Who will pay for the desalination plant construction? Who will pay for the operation?

If the AI companies are ready to pay the full marginal cost of this "new water", and not free-load on the already insufficient supply needed for more important uses, then fine. But I very much doubt that is what will happen.





The data center companies frequently pay for upgrades to the local water systems.

https://www.hermiston.gov/publicworks/page/hermiston-water-s... - "AWS is covering all construction costs associated with the water service agreement"

https://www.thedalles.org/news_detail_T4_R180.php - "The fees paid by Google have funded essential upgrades to our water systems, ensuring reliable service and addressing the City's growing needs. Additionally, Google continues to pay for its water use and contributes to infrastructure projects that exceed the requirements of its facilities."

https://commerce.idaho.gov/press-releases/meta-announces-kun... - "As part of the company’s commitment to Kuna, Meta is investing approximately $50 million in a new water and sewer system for the city. Infrastructure will be constructed by Meta and dedicated to the City of Kuna to own and operate."


For desalination, the important part is paying the ongoing cost. The opex is much higher, and it's not fair to just average that into the supply for everyone to pay.

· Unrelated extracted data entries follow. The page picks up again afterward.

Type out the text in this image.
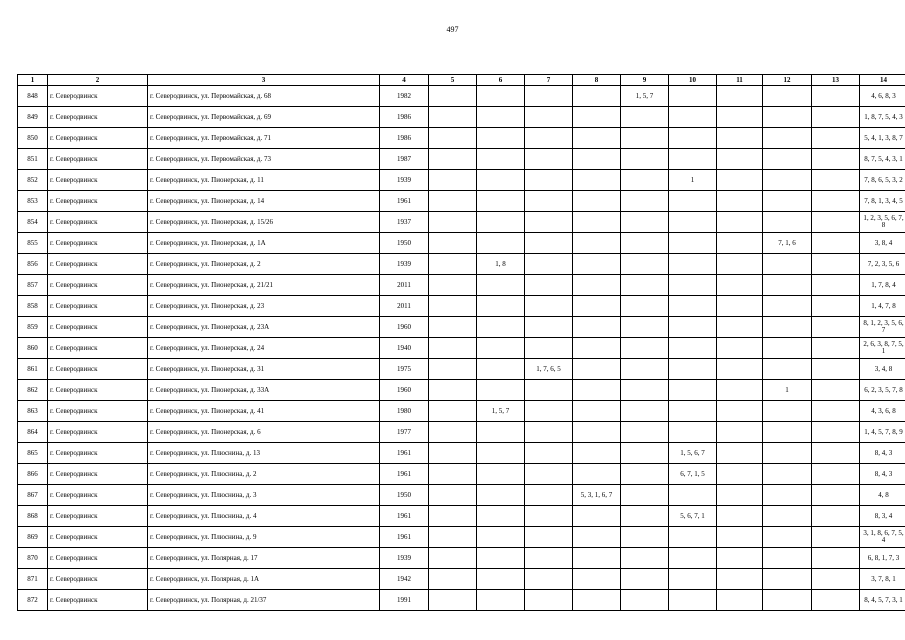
497
1	2	3	4	5	6	7	8	9	10	11	12	13	14
848	г. Северодвинск	г. Северодвинск, ул. Первомайская, д. 68	1982					1, 5, 7					4, 6, 8, 3
849	г. Северодвинск	г. Северодвинск, ул. Первомайская, д. 69	1986										1, 8, 7, 5, 4, 3
850	г. Северодвинск	г. Северодвинск, ул. Первомайская, д. 71	1986										5, 4, 1, 3, 8, 7
851	г. Северодвинск	г. Северодвинск, ул. Первомайская, д. 73	1987										8, 7, 5, 4, 3, 1
852	г. Северодвинск	г. Северодвинск, ул. Пионерская, д. 11	1939						1				7, 8, 6, 5, 3, 2
853	г. Северодвинск	г. Северодвинск, ул. Пионерская, д. 14	1961										7, 8, 1, 3, 4, 5
854	г. Северодвинск	г. Северодвинск, ул. Пионерская, д. 15/26	1937										1, 2, 3, 5, 6, 7, 8
855	г. Северодвинск	г. Северодвинск, ул. Пионерская, д. 1А	1950								7, 1, 6		3, 8, 4
856	г. Северодвинск	г. Северодвинск, ул. Пионерская, д. 2	1939		1, 8								7, 2, 3, 5, 6
857	г. Северодвинск	г. Северодвинск, ул. Пионерская, д. 21/21	2011										1, 7, 8, 4
858	г. Северодвинск	г. Северодвинск, ул. Пионерская, д. 23	2011										1, 4, 7, 8
859	г. Северодвинск	г. Северодвинск, ул. Пионерская, д. 23А	1960										8, 1, 2, 3, 5, 6, 7
860	г. Северодвинск	г. Северодвинск, ул. Пионерская, д. 24	1940										2, 6, 3, 8, 7, 5, 1
861	г. Северодвинск	г. Северодвинск, ул. Пионерская, д. 31	1975			1, 7, 6, 5							3, 4, 8
862	г. Северодвинск	г. Северодвинск, ул. Пионерская, д. 33А	1960								1		6, 2, 3, 5, 7, 8
863	г. Северодвинск	г. Северодвинск, ул. Пионерская, д. 41	1980		1, 5, 7								4, 3, 6, 8
864	г. Северодвинск	г. Северодвинск, ул. Пионерская, д. 6	1977										1, 4, 5, 7, 8, 9
865	г. Северодвинск	г. Северодвинск, ул. Плюснина, д. 13	1961						1, 5, 6, 7				8, 4, 3
866	г. Северодвинск	г. Северодвинск, ул. Плюснина, д. 2	1961						6, 7, 1, 5				8, 4, 3
867	г. Северодвинск	г. Северодвинск, ул. Плюснина, д. 3	1950				5, 3, 1, 6, 7						4, 8
868	г. Северодвинск	г. Северодвинск, ул. Плюснина, д. 4	1961						5, 6, 7, 1				8, 3, 4
869	г. Северодвинск	г. Северодвинск, ул. Плюснина, д. 9	1961										3, 1, 8, 6, 7, 5, 4
870	г. Северодвинск	г. Северодвинск, ул. Полярная, д. 17	1939										6, 8, 1, 7, 3
871	г. Северодвинск	г. Северодвинск, ул. Полярная, д. 1А	1942										3, 7, 8, 1
872	г. Северодвинск	г. Северодвинск, ул. Полярная, д. 21/37	1991										8, 4, 5, 7, 3, 1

Are any data centers using desalinated water? I thought that was a shockingly expensive and hence very rare process.

(I asked ChatGPT and it said that some of the Gulf state data centers do.)

They do use treated (aka drinking) water, but that's a relatively inexpensive process which should be easily covered by the extra cash they shovel into their water systems on an annual basis.

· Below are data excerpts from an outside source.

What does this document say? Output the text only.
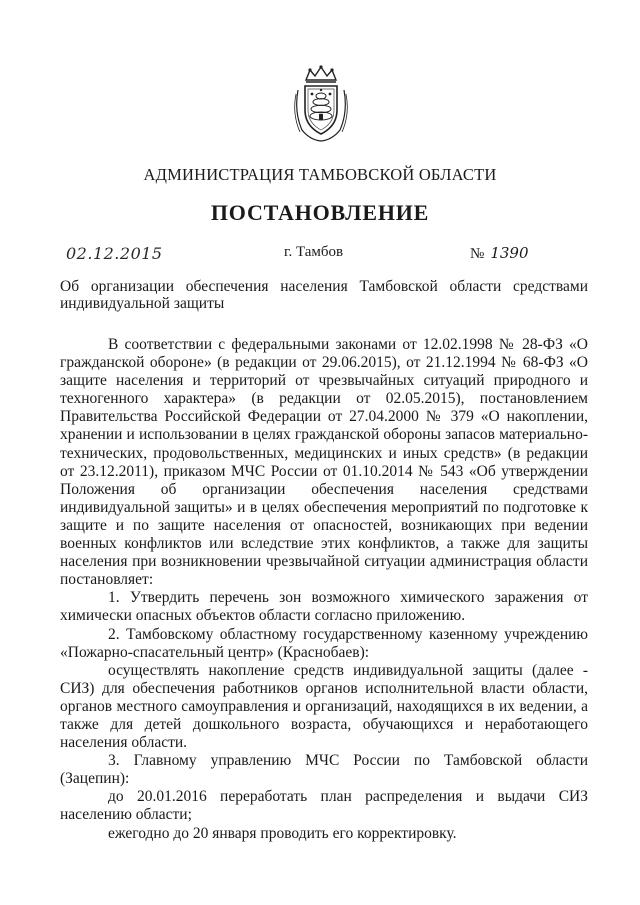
АДМИНИСТРАЦИЯ ТАМБОВСКОЙ ОБЛАСТИ
ПОСТАНОВЛЕНИЕ
02.12.2015	г. Тамбов	№ 1390
Об организации обеспечения населения Тамбовской области средствами индивидуальной защиты

В соответствии с федеральными законами от 12.02.1998 № 28-ФЗ «О гражданской обороне» (в редакции от 29.06.2015), от 21.12.1994 № 68-ФЗ «О защите населения и территорий от чрезвычайных ситуаций природного и техногенного характера» (в редакции от 02.05.2015), постановлением Правительства Российской Федерации от 27.04.2000 № 379 «О накоплении, хранении и использовании в целях гражданской обороны запасов материально-технических, продовольственных, медицинских и иных средств» (в редакции от 23.12.2011), приказом МЧС России от 01.10.2014 № 543 «Об утверждении Положения об организации обеспечения населения средствами индивидуальной защиты» и в целях обеспечения мероприятий по подготовке к защите и по защите населения от опасностей, возникающих при ведении военных конфликтов или вследствие этих конфликтов, а также для защиты населения при возникновении чрезвычайной ситуации администрация области постановляет:

1. Утвердить перечень зон возможного химического заражения от химически опасных объектов области согласно приложению.

2. Тамбовскому областному государственному казенному учреждению «Пожарно-спасательный центр» (Краснобаев):

осуществлять накопление средств индивидуальной защиты (далее - СИЗ) для обеспечения работников органов исполнительной власти области, органов местного самоуправления и организаций, находящихся в их ведении, а также для детей дошкольного возраста, обучающихся и неработающего населения области.

3. Главному управлению МЧС России по Тамбовской области (Зацепин):

до 20.01.2016 переработать план распределения и выдачи СИЗ населению области;

ежегодно до 20 января проводить его корректировку.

Andy wrote a section about that here: https://andymasley.substack.com/i/175834975/how-big-of-a-dea...


Read the comment I replied to, they proposed that since desalination is possible, there can be no meaningful shortage of water.

And yes, many places have plenty of water. After some Capex improvements to the local system, a datacenter is often net-helpful, as they spread the fixed cost of the water system cost out over more gallons delivered.

But many places don't have lots of water to spare.